Slow fashion is smart fashion

Digital fashion shows, capsule wardrobes, slower production schedules, organic fabrics, artificial intelligent design are all the rage. This widespread reaction to our consumption pattern of fashion in the last few decades was meticulously coined by Kate Fletcher (author, design activist and professor) as Slow Fashion.

There is very little thought given each day to our carelessly strewn outfits on the couch. We grab one, dump another. Slow fashion pushed the idea for pausing and thinking for a second about that t-shirt. It establishes that a t-shirt is no longer just a piece of clothing you wear to cover your upper body. It is also a multifunctional high-tech garment. When its functionalities are combined with innovative, sustainable ways to produce the fabric and the garment itself, a t-shirt, or any other garment, is also a way to fight climate change.

Slow fashion is essentially a new age appreciation of our old methods of craftsmanship. This code helps us redesign our lives around smaller yet more meaningful wardrobes. When fashion is closely observed, there is a lot to be answerable for. Like Matryoshka dolls, a fashion supply chain reveals aspects that can be improved on one after another. Slow fashion sprung up as a concept to clear that lens for the industry. Everything from label tags, fabrics, wages, packaging, delivery was dwelled on. Our chosen skin was bearing heavy on the environment and it was time to repair. It’s probably why slow fashion was welcomed with open arms by pockets of designers across the world. To provide you with more context, the Business Research Company estimates that the global ethical fashion market will grow from US$6.35 billion in 2019 to $8.25 billion in 2023 with a Compound Annual Growth Rate of 6.8%.

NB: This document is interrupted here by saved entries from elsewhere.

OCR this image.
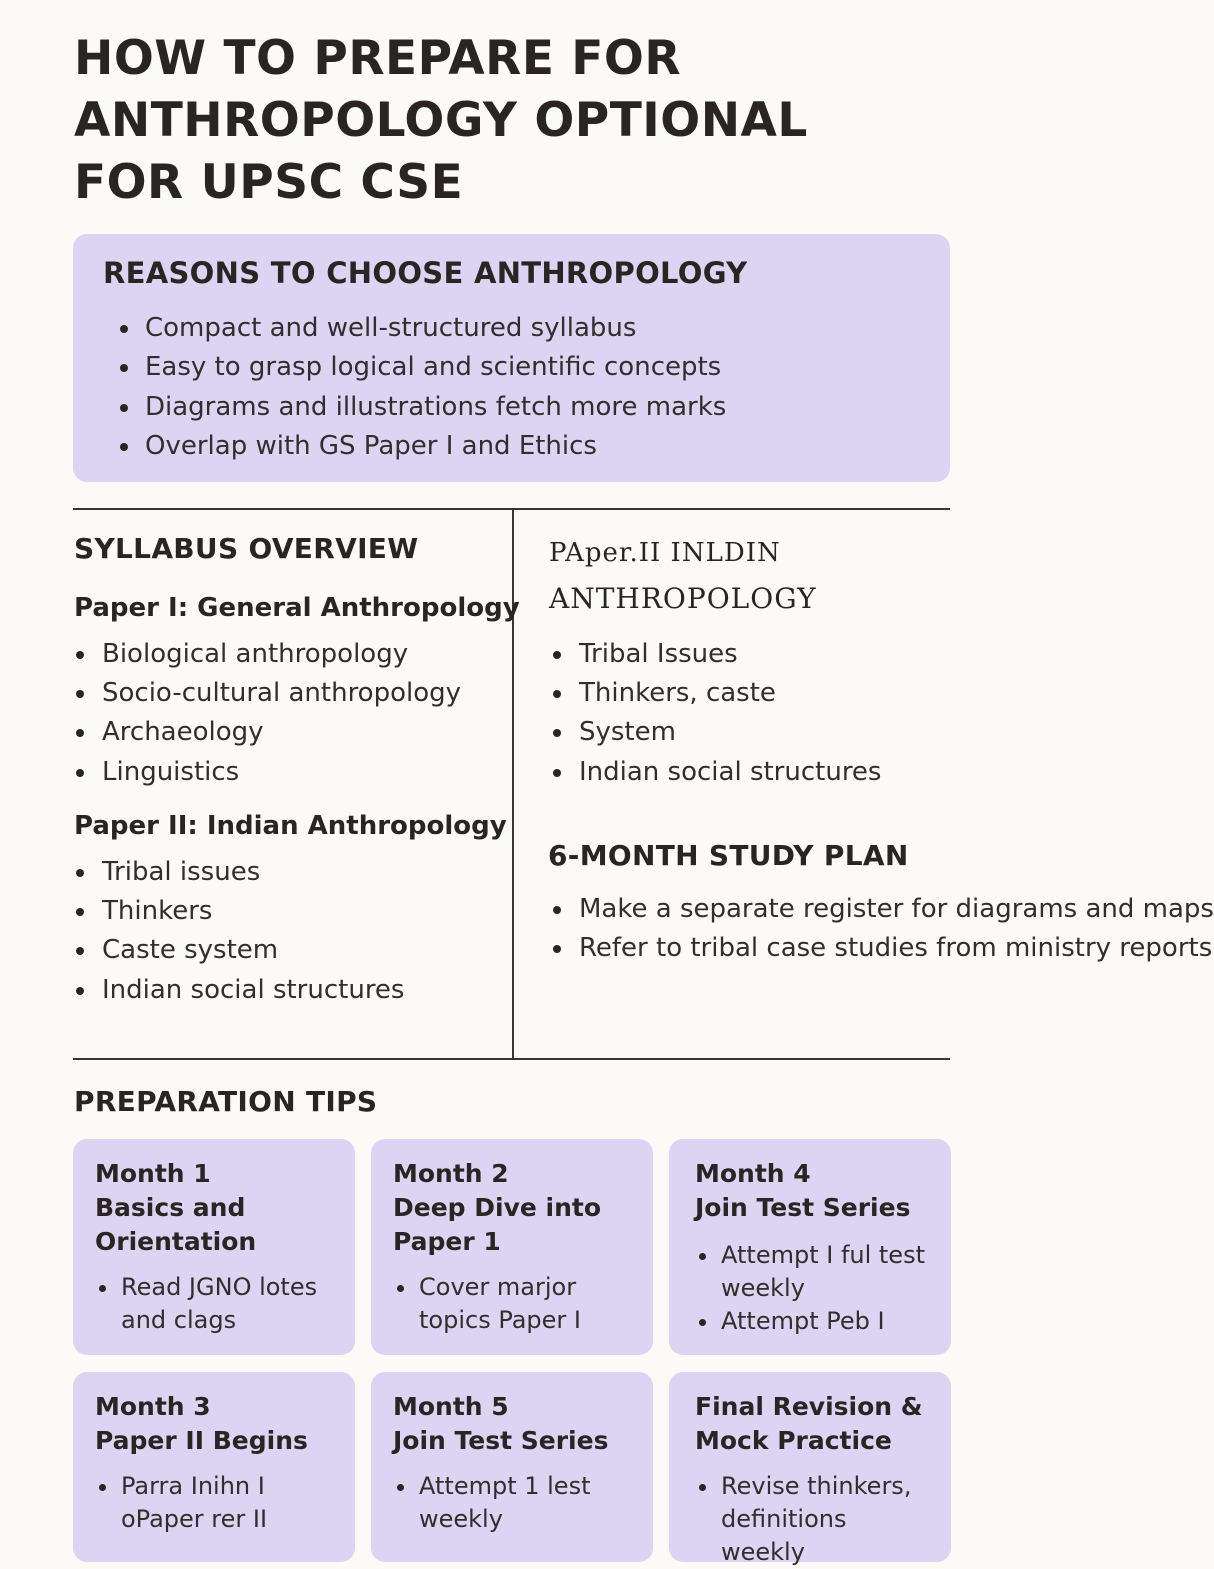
HOW TO PREPARE FOR
ANTHROPOLOGY OPTIONAL
FOR UPSC CSE
REASONS TO CHOOSE ANTHROPOLOGY
Compact and well-structured syllabus
Easy to grasp logical and scientific concepts
Diagrams and illustrations fetch more marks
Overlap with GS Paper I and Ethics
SYLLABUS OVERVIEW
Paper I: General Anthropology
Biological anthropology
Socio-cultural anthropology
Archaeology
Linguistics
Paper II: Indian Anthropology
Tribal issues
Thinkers
Caste system
Indian social structures
PAper.II INLDIN
ANTHROPOLOGY
Tribal Issues
Thinkers, caste
System
Indian social structures
6-MONTH STUDY PLAN
Make a separate register for diagrams and maps
Refer to tribal case studies from ministry reports
PREPARATION TIPS
Month 1
Basics and
Orientation
Read JGNO lotes and clags
Month 2
Deep Dive into
Paper 1
Cover marjor topics Paper I
Month 4
Join Test Series
Attempt I ful test weekly
Attempt Peb I
Month 3
Paper II Begins
Parra Inihn I oPaper rer II
Month 5
Join Test Series
Attempt 1 lest weekly
Final Revision &
Mock Practice
Revise thinkers, definitions weekly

It was out of this very “trendy” philosophy that Japan embraced slow fashion to establish itself as a modern creative powerhouse. The movement was so successful that Japanese fashion designers began a systematic ‘take-over’ in the world of fashion. In fact, it gave birth to a whole new term, Japonism. The art of ethical fashion combined with Japanese aesthetics, innovative techniques, themes and nature based motifs, were rapidly adopted by designers in the west. Known for its attention to detail and tailoring in particular, Japanese designers and others who followed suit, now designed with an intention to make people think. They wanted us to enquire about the meaning of symbols, lines, cuts, in the garments we
were wearing.

This needle and thread artistry became a form of reparation for us at DVE. Keeping our personal values as our North Star, we honed in on everything. Whether it was studying the substitutional value of our label tags, or the science behind using textiles like Indian madder that helps fight stress. We zeroed in to be more than a brand that greenwashes its communication. A transparent breakdown of our supply chain, decision on textiles, employing local artisans, use of native indigo and other dyes were actively made choices. For slow fashion to work, it was essential to step off the hamster wheel, to create and serve responsible clothing.

However, if Netflix shows like “worn stories” are any testimony, there is more depth to slow fashion. With these pandemic lockdowns, and our “uniforms” consisting of bathrobes, loungewear and sweatpants, slow fashion took precedence of its narrative- cherishing and sparking joy by what you own. Not long ago, we rushed to our local tailor, discussed our dream outfits, and dreamt of donning it with anticipation for its neat lines, crisp collars. The modern adaptation is replacing the local tailor with brands that work on the same ethos. Designers who understand that less is more. Brands like ours that push you to reconsider what you own, its environmental cost and if it’s something you will wear, cherish and dispose of responsibly.